Reforestation company DroneSeed has been given FAA approval for its drone fleet to fly beyond visual line of sight (BVLOS) in California, Colorado, Montana, Nevada, Arizona, and New Mexico. The approval will mean the company can begin to reforest large areas after wildfires.

In the above-mentioned states, DroneSeed will now deploy its fleet of drones into badly burnt areas and other areas damaged by deforestation over larger distances than previously allowed.

This is thanks to the approval it received from the FAA. The drones can fly beyond the visual line of sight from the operator. This means the drones can perform longer and more complex missions without requiring a spotter or the pilot to keep track of the drones all the time.

Its fleet of drones plants seeds by dropping them onto the ground below using specialized capsules that ensure they penetrate the ground. The capsules contain six seeds, fertilizer, natural pest deterrents, and fibrous material.

This is the third FAA approval the company has received so far. It was previously permitted to operate its heavy-lift drones in a swarm style of flight.

DroneSeed advertises its drones to be six times faster than human-tree planters, with the ability to be in a planting area within 30 days after a fire. It also says its drones can cover up to 40 acres in a single day with up to a 57-pound payload, making it a much more efficient and cost-effective solution.

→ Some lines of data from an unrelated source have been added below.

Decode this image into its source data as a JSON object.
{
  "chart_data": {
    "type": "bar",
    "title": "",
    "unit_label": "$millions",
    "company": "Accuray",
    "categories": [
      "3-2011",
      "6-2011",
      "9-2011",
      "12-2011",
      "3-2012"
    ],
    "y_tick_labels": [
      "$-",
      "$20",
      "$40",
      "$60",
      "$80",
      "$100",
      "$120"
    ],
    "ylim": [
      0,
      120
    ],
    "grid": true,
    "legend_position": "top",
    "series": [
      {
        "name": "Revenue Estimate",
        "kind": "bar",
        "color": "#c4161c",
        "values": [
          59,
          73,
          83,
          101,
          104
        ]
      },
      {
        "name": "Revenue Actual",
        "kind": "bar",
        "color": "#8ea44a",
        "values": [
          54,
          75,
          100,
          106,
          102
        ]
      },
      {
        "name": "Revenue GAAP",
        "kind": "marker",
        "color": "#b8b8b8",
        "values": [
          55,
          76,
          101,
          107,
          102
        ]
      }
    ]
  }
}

To make its solution the best for customers, DroneSeed bases its prices on the acres needed while skipping the expensive site setup costs of traditional seed dropping. The drones can also reach areas that are too dangerous for humans, making them even more valuable and worth the money.

It is always amazing to see drone companies doing well and getting approvals like this, especially when the drones are being used to help combat climate change. That being said, we need governments worldwide to allow companies like DroneSeed to begin flying, which will also have a positive effect on the way people view drones.